Les coûts d’informatisation du réseau québécois de la santé ne cessent d’augmenter. Radio-Canada a appris que les montants liés au développement d’un réseau informatique pour les personnes âgées en perte d’autonomie sont passés de 63 millions à 194 millions de dollars en quatre ans.
En 2006, le gouvernement Charest a lancé un immense projet pour informatiser le réseau de santé, dont les services et les dossiers cliniques des personnes âgées en perte d’autonomie. C’est ce que le gouvernement appelle le Réseau des services intégrés pour personnes âgées RSIPA.
Mais quatre ans plus tard, le projet RSIPA piétine et accuse du retard en dépit des millions investis. « Alors ça, c’est assez préoccupant et frustrant pour l’ensemble des intervenants aussi du réseau de la santé parce que, quand on annonce ces choses-là, on soulève des attentes », explique Luc Mathieu, chercheur dans le domaine des technologies de l’information en santé.

Un commentaire intéressant pour expliquer pourquoi le prix initial est ainsi multiplié par 3 ou plus.

  1. Au ministère des hauts fonctionnaires décide que l’informatique dans tel situation apporterais des avantages fonctionnels et économiques. Ils étudient le besoin, la façon de fonctionner et demandent aux programmeurs annalistes de créer un cahier de charge pour l’application.
  2. Ce cahier de charge est inclus dans une demande de soumission envoyé au secteur privé.
  3. Comme il s’agit d’un système informatique spécialisé, ça n’existe pas dans le commerce il faut le créer.
  4. Les compagnies regarde le cahier de charge et évaluent ce que ça va leur coûter pour développer cette application et en supporter l’implantation. Ils font leur soumissions en conséquence. Mais comme ils veulent avoir le contrat ils soumissionnent le plus bas possible car ils savent qu’ils vont pouvoir se rattraper.
  5. Une compagnie obtient la soumission, envoie ces propres analystes dans établissement cible pour faire leur propre analysent… Beaucoup de discussions avec les spécialistes du ministère.
  6. Ils développent une première version et la mette à l’essaie dans l’institution cible (pilote).
  7. On se rend compte rapidement que certaines choses n’avaient pas été prévues dans le cahier de charge initial. Ho! ho! cette fonctionnalité n’était pas prévue dans le cahier de charge initial nous devront vous facturez un supplément pour ça.
  8. D’une version à l’autre les suppléments s’accumulent car il est simplement impossible de tout prévoir dans une analyse initiale, même le plus compétent et le plus talentueux des analystes aura oublié quelque chose.

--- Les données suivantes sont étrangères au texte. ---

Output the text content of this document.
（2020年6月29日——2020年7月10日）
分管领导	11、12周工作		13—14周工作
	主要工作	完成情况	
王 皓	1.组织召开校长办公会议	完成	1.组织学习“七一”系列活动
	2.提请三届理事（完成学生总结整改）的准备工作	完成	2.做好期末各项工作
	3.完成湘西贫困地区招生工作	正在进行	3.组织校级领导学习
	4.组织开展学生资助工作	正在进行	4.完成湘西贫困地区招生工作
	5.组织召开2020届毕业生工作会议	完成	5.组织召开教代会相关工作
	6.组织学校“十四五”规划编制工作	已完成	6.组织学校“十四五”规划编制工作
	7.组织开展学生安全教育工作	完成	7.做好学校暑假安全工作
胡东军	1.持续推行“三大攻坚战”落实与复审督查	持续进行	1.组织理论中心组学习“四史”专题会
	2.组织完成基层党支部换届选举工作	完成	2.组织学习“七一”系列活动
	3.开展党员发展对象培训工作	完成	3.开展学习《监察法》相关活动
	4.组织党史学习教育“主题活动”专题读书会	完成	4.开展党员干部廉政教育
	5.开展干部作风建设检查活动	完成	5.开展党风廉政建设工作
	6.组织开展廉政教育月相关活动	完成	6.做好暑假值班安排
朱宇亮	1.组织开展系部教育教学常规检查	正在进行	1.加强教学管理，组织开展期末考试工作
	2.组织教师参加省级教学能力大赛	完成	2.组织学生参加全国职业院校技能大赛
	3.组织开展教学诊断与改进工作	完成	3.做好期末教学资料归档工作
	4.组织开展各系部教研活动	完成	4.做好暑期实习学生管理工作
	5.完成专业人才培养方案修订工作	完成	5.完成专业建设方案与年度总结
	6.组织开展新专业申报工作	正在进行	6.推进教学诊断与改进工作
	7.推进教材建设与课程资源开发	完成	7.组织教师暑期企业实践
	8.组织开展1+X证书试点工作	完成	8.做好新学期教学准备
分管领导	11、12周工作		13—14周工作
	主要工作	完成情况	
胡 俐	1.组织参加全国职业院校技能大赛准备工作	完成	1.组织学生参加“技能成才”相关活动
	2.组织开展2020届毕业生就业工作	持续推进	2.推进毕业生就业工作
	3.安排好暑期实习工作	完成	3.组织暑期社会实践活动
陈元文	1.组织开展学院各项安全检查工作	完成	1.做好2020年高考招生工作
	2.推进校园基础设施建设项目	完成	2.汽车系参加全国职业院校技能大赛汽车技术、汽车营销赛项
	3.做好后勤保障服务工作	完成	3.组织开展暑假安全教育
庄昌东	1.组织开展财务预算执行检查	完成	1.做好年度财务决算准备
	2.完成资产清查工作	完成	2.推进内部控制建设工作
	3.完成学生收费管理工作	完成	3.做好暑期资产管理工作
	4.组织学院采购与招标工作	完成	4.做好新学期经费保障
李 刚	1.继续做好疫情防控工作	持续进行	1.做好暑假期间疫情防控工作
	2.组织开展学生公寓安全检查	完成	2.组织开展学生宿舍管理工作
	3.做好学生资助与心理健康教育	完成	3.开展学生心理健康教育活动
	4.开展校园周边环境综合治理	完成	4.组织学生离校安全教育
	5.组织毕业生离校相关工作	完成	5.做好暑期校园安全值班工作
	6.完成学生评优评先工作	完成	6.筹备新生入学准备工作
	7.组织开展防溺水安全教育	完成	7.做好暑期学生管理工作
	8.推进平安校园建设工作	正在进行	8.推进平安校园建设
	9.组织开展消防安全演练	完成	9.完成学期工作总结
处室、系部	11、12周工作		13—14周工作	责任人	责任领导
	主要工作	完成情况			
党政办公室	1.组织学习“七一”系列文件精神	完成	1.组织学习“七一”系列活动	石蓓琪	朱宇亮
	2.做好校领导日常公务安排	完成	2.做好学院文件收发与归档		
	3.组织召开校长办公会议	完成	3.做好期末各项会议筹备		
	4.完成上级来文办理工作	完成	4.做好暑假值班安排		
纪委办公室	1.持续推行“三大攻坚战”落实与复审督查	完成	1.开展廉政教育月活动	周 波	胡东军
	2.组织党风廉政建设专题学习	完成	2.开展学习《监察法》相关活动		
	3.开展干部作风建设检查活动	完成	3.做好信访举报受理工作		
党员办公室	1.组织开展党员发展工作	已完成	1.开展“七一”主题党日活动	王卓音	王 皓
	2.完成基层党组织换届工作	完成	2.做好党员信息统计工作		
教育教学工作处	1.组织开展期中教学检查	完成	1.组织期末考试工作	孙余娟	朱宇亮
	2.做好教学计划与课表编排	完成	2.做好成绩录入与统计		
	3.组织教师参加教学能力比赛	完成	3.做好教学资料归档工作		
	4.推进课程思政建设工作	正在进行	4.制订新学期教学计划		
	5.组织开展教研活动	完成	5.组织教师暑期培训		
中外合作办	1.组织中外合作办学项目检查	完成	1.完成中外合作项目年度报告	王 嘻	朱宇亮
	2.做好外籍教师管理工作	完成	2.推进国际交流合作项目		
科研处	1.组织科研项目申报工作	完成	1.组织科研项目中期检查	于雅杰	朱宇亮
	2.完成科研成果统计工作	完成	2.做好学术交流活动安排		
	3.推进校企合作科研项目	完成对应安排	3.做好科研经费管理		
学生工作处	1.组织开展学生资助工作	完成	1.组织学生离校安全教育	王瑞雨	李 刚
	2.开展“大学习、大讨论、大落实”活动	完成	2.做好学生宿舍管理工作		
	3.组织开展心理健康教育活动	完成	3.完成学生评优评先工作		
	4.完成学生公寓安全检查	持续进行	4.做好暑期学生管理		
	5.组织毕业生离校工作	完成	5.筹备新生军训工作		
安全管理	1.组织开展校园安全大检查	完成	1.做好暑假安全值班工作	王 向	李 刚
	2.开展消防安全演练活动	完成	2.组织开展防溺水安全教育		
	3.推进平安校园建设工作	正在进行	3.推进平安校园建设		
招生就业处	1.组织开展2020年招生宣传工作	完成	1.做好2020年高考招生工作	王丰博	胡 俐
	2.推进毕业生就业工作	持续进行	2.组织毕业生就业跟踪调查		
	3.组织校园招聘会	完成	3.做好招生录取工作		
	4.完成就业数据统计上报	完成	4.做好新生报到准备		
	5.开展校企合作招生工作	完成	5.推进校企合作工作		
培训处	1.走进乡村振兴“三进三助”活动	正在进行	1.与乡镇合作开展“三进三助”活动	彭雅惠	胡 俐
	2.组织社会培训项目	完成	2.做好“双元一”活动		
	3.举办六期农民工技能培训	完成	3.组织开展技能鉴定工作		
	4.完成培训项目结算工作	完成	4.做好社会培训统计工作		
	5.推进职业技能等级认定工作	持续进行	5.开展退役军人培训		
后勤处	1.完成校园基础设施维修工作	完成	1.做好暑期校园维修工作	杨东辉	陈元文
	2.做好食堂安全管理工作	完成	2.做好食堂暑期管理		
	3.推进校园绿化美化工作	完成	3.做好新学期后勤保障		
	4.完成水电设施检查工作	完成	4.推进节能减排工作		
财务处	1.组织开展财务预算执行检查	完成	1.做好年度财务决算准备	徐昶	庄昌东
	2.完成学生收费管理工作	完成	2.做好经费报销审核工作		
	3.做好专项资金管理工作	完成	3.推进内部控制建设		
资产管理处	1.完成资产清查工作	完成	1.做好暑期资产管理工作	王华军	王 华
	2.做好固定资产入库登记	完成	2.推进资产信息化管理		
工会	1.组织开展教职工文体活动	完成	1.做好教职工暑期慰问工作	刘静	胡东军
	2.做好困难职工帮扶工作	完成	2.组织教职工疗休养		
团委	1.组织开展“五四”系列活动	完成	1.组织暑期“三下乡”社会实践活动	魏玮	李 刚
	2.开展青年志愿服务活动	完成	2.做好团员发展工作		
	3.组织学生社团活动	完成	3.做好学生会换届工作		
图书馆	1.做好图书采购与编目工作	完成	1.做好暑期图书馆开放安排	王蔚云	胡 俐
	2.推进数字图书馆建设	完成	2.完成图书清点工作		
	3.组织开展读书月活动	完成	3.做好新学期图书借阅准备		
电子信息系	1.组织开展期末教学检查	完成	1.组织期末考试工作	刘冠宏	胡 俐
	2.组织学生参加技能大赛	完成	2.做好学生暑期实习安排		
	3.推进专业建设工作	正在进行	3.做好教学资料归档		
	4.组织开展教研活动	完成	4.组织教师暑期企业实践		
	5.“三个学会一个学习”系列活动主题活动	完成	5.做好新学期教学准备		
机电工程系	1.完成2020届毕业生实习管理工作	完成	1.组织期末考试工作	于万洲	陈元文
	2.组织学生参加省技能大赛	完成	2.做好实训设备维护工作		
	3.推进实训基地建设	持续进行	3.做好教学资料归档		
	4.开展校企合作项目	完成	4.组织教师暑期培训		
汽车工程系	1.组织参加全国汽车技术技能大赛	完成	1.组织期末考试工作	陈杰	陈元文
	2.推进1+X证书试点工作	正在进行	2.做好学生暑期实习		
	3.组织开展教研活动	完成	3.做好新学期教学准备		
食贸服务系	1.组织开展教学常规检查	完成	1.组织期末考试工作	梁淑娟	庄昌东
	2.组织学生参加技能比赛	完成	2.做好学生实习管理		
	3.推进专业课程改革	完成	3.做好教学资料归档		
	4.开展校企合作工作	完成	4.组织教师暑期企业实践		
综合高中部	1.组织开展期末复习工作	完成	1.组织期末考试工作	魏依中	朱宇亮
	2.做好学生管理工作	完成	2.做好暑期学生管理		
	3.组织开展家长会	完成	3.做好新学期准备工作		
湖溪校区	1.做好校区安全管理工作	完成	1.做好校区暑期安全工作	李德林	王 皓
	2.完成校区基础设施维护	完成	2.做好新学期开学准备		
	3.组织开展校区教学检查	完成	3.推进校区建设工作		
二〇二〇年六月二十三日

Le surcout est gênant mais reste relativement modeste dans le budget total du Québec pour le secteur de la santé c’est surtout que le produit n’est toujours pas livré !

Sinon le bilan politique est assez médiocre vu les résultats obtenus alors que James Charest annonçait en 2003, que la santé serait la priorité #1 de son futur gouvernement. Pour qui voulez vous voter ? Celle qui comme ministre de la santé, Mme Marois,  l’a saigné ou celui qui n’a pas su le soigner et le temps passant la situation se dégrade. Maintenant avec la crise économique, le Charest a changé de priorité. S’ii le gère comme le secteur de la santé, nous avons tout à gagner qu’il laisse vite sa place à un politicien plus compétent en gestion. L’actuel est surtout fort pour agiter le spectre de l’indépandance.